Question

1 mol of alkane (X) for complete combustion required 8 mol of oxygen. When it is brominated in presence of sunlight it gives only one product. How many primary carbons are present in alkane (X)?

Hint:

For alkanes like octane, all carbons are primary in a straight-chain structure. The number of primary carbons can be determined by counting the carbons in such structures.

Answer 1

Correct Answer: 8

Step 1: General combustion reaction of alkane.
For the combustion of an alkane, the general reaction is: \[ \text{C}_n\text{H}_{2n+2} + \left( n + \frac{1}{2} \right) \text{O}_2 \rightarrow n \text{CO}_2 + (n+1) \text{H}_2\text{O} \]
Step 2: Relating oxygen requirement with alkane.
Given that 1 mol of alkane (X) requires 8 mol of oxygen, we can compare the stoichiometry of oxygen.

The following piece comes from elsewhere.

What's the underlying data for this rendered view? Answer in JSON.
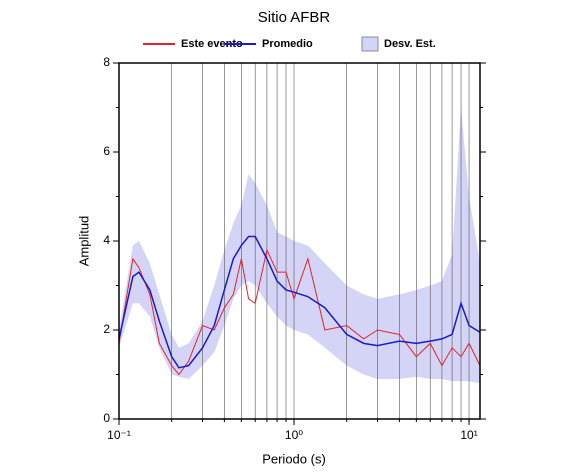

For an alkane with the formula \( \text{C}_n\text{H}_{2n+2} \), the oxygen required for complete combustion is: \[ \left( n + \frac{1}{2} \right) \text{O}_2 \] Given that oxygen required is 8 moles, we equate: \[ n + \frac{1}{2} = 8 \] Solving for \( n \), we get: \[ n = 7.5 \]
Step 3: Conclusion about the number of carbons.
Since \( n \) must be an integer, the value of \( n = 8 \) satisfies the equation. Thus, alkane (X) has 8 carbon atoms.
Step 4: Bromination in presence of sunlight.
The fact that only one product is formed during bromination under sunlight indicates that all hydrogen atoms are attached to primary carbons. This suggests that alkane (X) is octane (\( \text{C}_8\text{H}_{18} \)), where all carbons are primary.
Step 5: Counting the primary carbons.
In octane, all 8 carbons are primary because each carbon is attached to only one other carbon. Therefore, the number of primary carbons is 8.